Il focus del film secondo Barbara Ronchi
In Non riattaccare il focus è la relazione uomo-donna. C’è l’idea che se un uomo ti chiama devi correre?
«No, non è proprio così. Qui vengono sviscerati una serie di punti che si possono trovare in tutte le relazioni. Io ho sempre pensato che lei a quella telefonata risponde ma non sta correndo da lui. Lei vuole che lui ascolti tutto quello che lei deve dire fino alla fine. Entrambi si concedono questa lunga notte per chiarirsi e confrontarsi. È una storia anche di rapporti sbilanciati, del non ascolto dell’uno e dell’altro e di quanto questo possa creare poi dei malintesi importanti».
Barbara Ronchi: dall’archeologia al teatro, fino al cinema
Ha iniziato relativamente tardi a fare cinema, come mai?
«Perché prima ho fatto tanti anni di teatro, 10 anni subito dopo l’Accademia, gli anni della mia formazione. Lo amo e non vedo l’ora di tornare a farlo. Purtroppo però il teatro lo vedi dal vivo e poi non lo vedi più. Per questo si ha l’impressione che soltanto quando arrivi al cinema o alla televisione “nasci”».

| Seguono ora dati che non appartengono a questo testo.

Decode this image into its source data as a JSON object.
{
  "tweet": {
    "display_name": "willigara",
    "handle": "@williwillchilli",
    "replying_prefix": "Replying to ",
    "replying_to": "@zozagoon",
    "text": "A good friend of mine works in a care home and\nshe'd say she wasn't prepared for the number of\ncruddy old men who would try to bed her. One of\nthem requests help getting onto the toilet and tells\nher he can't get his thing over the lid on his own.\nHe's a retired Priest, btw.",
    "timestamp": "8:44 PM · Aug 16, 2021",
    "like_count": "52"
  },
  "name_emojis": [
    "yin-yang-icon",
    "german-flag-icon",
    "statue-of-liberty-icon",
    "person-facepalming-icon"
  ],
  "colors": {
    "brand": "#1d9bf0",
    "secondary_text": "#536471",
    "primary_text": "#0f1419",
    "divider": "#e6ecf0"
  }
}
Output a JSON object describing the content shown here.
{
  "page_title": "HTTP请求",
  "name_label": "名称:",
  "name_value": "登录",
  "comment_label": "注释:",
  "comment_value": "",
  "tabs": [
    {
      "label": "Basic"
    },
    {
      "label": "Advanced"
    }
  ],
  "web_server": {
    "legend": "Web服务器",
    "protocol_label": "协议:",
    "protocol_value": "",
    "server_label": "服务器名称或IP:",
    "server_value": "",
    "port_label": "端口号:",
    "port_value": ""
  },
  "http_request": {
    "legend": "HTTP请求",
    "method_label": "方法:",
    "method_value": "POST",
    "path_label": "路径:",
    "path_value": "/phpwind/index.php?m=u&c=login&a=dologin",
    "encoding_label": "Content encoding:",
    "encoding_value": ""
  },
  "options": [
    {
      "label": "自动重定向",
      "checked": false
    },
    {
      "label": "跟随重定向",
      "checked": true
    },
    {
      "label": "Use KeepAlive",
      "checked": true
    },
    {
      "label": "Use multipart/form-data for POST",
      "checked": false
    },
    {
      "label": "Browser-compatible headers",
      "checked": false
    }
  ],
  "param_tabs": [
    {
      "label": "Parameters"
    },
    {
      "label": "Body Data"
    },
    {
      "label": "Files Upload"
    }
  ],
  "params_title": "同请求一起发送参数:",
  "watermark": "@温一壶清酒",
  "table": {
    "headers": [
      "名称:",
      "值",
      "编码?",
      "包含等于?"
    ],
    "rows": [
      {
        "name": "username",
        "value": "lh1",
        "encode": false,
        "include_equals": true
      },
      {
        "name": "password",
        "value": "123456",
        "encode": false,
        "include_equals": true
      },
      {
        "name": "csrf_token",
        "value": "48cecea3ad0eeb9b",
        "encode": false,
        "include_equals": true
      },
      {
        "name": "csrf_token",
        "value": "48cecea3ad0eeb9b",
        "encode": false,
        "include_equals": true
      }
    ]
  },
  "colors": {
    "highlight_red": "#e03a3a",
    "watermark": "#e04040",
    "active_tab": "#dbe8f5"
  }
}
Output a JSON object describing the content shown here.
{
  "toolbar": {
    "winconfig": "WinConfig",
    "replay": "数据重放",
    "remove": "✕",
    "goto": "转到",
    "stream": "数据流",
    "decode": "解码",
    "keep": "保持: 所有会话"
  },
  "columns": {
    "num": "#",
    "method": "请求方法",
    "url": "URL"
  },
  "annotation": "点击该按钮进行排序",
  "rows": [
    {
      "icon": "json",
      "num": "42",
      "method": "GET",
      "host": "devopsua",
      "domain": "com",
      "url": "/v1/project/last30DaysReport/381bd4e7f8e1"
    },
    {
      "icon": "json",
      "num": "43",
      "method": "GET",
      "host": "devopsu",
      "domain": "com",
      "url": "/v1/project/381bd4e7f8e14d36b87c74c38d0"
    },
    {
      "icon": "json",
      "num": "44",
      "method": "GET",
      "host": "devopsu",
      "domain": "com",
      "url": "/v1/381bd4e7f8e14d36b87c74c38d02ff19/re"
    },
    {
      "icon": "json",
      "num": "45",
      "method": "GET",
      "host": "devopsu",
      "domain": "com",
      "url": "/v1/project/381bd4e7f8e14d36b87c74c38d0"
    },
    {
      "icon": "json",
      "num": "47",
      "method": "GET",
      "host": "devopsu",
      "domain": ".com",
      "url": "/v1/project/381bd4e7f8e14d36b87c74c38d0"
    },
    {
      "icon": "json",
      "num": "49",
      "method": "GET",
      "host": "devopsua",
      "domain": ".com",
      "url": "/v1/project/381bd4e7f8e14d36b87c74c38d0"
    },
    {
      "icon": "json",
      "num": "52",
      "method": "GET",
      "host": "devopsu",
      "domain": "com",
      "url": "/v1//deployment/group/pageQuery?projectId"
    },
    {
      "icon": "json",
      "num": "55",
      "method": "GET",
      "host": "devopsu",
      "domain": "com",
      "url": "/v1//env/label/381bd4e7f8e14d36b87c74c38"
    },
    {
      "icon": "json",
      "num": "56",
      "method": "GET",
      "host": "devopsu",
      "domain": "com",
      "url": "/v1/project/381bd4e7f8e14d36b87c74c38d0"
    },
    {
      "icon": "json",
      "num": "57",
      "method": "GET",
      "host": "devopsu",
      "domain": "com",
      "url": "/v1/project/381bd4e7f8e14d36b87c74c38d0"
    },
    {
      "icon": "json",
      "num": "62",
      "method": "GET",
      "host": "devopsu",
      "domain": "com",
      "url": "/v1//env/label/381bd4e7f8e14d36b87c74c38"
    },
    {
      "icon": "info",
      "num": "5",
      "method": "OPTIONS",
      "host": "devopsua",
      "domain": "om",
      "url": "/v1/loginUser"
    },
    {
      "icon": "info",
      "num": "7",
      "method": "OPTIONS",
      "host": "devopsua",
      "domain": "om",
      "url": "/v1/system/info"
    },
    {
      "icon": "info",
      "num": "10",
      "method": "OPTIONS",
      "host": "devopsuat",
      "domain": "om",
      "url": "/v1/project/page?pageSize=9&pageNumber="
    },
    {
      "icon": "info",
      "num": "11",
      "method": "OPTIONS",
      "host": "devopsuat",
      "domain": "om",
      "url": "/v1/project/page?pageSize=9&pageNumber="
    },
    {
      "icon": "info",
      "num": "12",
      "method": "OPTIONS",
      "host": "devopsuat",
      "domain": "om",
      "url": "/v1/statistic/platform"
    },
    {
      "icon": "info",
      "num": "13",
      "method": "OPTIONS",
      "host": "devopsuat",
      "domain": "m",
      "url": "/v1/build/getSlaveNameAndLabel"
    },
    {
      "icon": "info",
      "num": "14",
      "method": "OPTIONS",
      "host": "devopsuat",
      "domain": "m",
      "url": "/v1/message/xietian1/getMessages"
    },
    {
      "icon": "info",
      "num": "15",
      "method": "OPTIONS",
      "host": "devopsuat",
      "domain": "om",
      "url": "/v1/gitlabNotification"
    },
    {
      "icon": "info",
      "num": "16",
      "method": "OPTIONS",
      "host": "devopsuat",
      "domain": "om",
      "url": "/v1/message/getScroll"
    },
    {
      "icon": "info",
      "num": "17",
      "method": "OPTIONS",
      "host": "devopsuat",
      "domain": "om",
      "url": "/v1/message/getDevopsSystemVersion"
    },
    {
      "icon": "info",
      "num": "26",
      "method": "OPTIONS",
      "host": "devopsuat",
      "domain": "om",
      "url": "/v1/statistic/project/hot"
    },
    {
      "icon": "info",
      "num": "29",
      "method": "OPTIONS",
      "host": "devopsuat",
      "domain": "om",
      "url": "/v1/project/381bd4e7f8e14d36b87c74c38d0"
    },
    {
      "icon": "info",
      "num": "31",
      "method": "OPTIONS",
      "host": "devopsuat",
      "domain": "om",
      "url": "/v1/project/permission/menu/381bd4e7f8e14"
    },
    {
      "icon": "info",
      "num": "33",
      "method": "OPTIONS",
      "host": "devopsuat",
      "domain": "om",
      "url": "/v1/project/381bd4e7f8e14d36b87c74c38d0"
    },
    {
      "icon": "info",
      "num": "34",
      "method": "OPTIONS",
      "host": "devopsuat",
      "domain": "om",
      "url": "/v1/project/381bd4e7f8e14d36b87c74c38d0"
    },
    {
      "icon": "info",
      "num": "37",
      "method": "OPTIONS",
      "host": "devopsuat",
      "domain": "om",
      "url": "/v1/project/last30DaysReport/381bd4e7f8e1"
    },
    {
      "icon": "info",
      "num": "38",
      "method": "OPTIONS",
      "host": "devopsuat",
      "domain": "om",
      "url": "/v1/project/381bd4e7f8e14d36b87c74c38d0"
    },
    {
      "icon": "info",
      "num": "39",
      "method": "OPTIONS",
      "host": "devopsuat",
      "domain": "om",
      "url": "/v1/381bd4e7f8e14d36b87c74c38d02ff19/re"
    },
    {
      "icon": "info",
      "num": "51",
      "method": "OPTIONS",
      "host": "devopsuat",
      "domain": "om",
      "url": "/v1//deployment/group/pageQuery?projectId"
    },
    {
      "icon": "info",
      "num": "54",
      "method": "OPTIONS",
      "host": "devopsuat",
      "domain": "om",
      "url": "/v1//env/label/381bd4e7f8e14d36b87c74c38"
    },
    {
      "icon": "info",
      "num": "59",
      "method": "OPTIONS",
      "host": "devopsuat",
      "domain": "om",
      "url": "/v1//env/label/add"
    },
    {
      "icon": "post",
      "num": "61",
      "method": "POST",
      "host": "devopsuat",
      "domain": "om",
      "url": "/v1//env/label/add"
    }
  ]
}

Lei è laureata in Archeologia classica: come mai poi ha scelto la carriera della recitazione?
«Perché ho sempre voluto fare l’attrice però mi vergognavo a dirlo, mi sembrava una scelta vanitosa. Però mi piaceva anche studiare, mi piaceva la storia. Poi è arrivato Bellocchio con Fai bei sogni e mi ha cambiato la vita».
La libertà di decidere del proprio corpo
Come donna oggi come si sente?
«Molto fortunata, sul serio. Perché faccio il lavoro che volevo fare da piccola, perché ho una famiglia che mi ama e che io amo immensamente. Sono felice».
Cosa manca ancora alle donne, secondo lei?
«La libertà di decidere del nostro corpo. Cosa vogliamo fare della vita che possiamo procreare: libertà di scegliere di abortire, libertà di scegliere di diventare madre. Lo Stato deve aiutare. Invece di disincentivare l’aborto, sarebbe più interessante se aiutasse tutte quelle donne che non riescono a diventare madri e devono ricorrere alla procreazione assistita. Io stessa ho deciso di diventare madre intorno ai 30 anni e lo sono diventata a 35. Tante mie amiche ci sono riuscite tardi, altre non ce l’hanno fatta e sono state anche tanto sole in questo percorso».
Lei è vanitosa o timida?
«Vanitosa no. Direi riservata, ma non timida. Anzi, mi piace conoscere gli altri. E anche farmi conoscere».